Beritaterheboh.com - Petinggi Koalisi Aksi Menyelamatkan Indonesia (KAMI), Gatot Numantyo, bersama rombongan tak bisa bertemu dengan Kapolr...
Beritaterheboh.com - Petinggi Koalisi Aksi Menyelamatkan Indonesia (KAMI), Gatot Numantyo, bersama rombongan tak bisa bertemu dengan Kapolri Jenderal Idham Azis saat menyambangi Bareskrim Polri. Padahal, mereka hendak memberikan petisi.
"KAMI datang ke sini dalam komposisi lengkap. Baik presidium, eksekutif maupun deklarator. KAMI adalah organisasi yang memegang teguh konstitusi dan menjunjung tinggi Moral. Untuk itu KAMI datang ke sini untuk menyampaikan petisi kepada bapak Kapolri," kata Gatot di Mabes Polri, Jakarta Selatan, Kamis (15/10/2020).
Gatot mengatakan penyampaian petisi tersebut berkaitan dengan penahanan petinggi KAMI. Menurut Gatot, bila ada sesuatu yang berkaitan dengan penegakan hukum dinilai kurang, maka kewajibannya sebagai warga negara adalah menyampaikan pendapat. Salah satunya melalui petisi.
"Kami menginginkan Kepolisian Republik Indonesia yang benar-benar mengawal hukum dan bisa memberikan contoh tauladan dalam penegakan hukum.

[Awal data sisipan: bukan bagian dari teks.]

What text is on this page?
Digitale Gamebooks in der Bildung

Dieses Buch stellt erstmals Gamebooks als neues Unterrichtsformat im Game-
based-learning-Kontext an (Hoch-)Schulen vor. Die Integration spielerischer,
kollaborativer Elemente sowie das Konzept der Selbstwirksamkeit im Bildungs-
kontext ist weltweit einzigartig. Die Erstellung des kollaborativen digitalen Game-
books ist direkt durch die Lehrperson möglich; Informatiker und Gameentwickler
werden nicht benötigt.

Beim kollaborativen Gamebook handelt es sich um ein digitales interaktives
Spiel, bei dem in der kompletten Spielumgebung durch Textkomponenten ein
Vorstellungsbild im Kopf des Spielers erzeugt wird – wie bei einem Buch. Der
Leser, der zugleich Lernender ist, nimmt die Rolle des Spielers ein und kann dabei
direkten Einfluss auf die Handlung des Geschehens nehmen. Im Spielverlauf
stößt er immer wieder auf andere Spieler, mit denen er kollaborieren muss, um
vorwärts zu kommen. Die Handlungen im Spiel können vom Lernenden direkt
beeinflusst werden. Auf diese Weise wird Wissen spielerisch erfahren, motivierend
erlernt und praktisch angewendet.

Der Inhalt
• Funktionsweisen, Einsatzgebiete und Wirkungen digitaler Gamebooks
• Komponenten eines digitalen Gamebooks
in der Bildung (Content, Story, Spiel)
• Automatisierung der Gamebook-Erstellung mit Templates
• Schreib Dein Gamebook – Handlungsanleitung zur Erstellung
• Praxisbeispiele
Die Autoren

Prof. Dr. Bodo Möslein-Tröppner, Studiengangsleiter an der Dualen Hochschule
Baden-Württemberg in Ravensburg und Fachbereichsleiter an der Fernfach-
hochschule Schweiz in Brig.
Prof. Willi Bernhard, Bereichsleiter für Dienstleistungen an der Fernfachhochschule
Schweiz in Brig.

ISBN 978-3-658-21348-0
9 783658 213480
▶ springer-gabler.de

Kalau ada kekurangan-kekurangan, kewajiban kami sebagai warga negara menyampaikan pendapat-pendapat dalam petisi ini. Berkaitan dengan saudara-saudara kami yang ditahan. Bukan hanya yang dari KAMI, termasuk yang lain-lainnya yang ditahan,"tuturnya.
Gatot beserta rombongan tidak diizinkan masuk ke dalam gedung Bareskrim. Gatot menyampaikan bahwa kedatangannya bersama presidium KAMI sebagai wujud kecintaan terhadap institusi Kepolisian.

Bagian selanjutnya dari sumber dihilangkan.